Net income includes non-cash expenses and can be affected by accounting choices. EBITDA excludes interest, taxes, depreciation, and amortization but ignores CapEx. FCF accounts for the capital spending needed to maintain the business. A company can have high net income or EBITDA but low or negative FCF if it spends heavily on capex. FCF is often the best measure of true cash available to shareholders.

Free Cash Flow Example

Company A: Operating cash flow $800M, CapEx $250M → FCF = $550M. Company B: Operating cash flow $400M, CapEx $450M → FCF = −$50M. Company A has strong positive FCF and can fund dividends and buybacks. Company B spends more on capex than it generates from operations—it may be investing for growth or could face liquidity pressure. Check whether Company B's negative FCF is temporary (e.g., a major expansion) or structural.

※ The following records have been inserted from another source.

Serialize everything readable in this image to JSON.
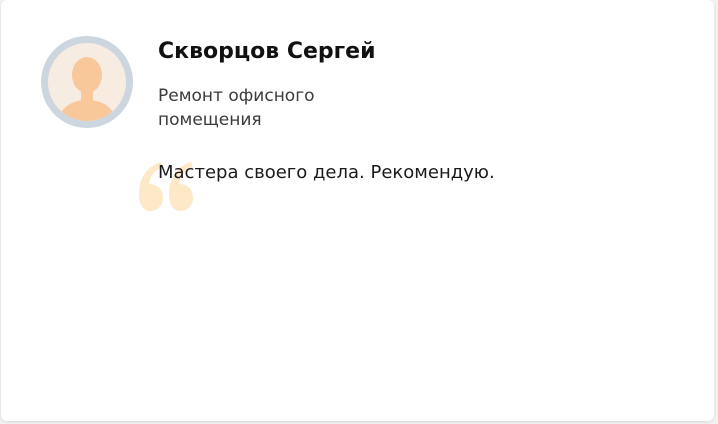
{
  "review_card": {
    "author_name": "Скворцов Сергей",
    "service": "Ремонт офисного помещения",
    "review_text": "Мастера своего дела. Рекомендую."
  },
  "icons": {
    "avatar": "person-placeholder-icon",
    "quote": "open-quote-icon"
  },
  "colors": {
    "avatar_ring": "#cdd6df",
    "avatar_bg": "#f7ece2",
    "avatar_figure": "#f8c79a",
    "quote_mark": "#fde9c8"
  }
}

Frequently Asked Questions

What is free cash flow?

Free cash flow (FCF) is the cash a company generates from operations minus capital expenditures (capex). It represents cash available for dividends, buybacks, debt paydown, or reinvestment. FCF = Operating Cash Flow − Capital Expenditures. Investors prize FCF because it shows actual cash available after maintaining or expanding the business.

What is meant by free cash flow?

Free cash flow means the cash left over after a company pays for its operating expenses and capital investments (property, equipment, etc.). It is "free" because it is not committed to maintaining the business—it can be returned to shareholders or used for growth. Positive FCF indicates the company can fund dividends and buybacks without borrowing.

What is the free cash flow formula?

The free cash flow formula is: FCF = Operating Cash Flow (OCF) − Capital Expenditures (CapEx). Operating cash flow comes from the cash flow statement. CapEx is the cash spent on property, plant, and equipment, also on the cash flow statement under investing activities. Some analysts add back one-time items or use adjusted figures.

How do you calculate free cash flow?

Get Operating Cash Flow from the cash flow statement (often the first section). Get Capital Expenditures from the investing section (listed as purchases of PP&E or capital expenditures, usually a negative number). Subtract CapEx from OCF. Example: OCF $500M, CapEx $150M → FCF = $350M. Use trailing 12-month figures for annual analysis.

What is a good FCF ratio?

Common FCF ratios: FCF yield (FCF ÷ Market Cap or Enterprise Value)—above 5% is often attractive. FCF margin (FCF ÷ Revenue)—varies by industry; higher is generally better. FCF to net income—near or above 100% suggests earnings are backed by cash. Compare to sector peers. Consistently positive and growing FCF is a strong signal of financial health.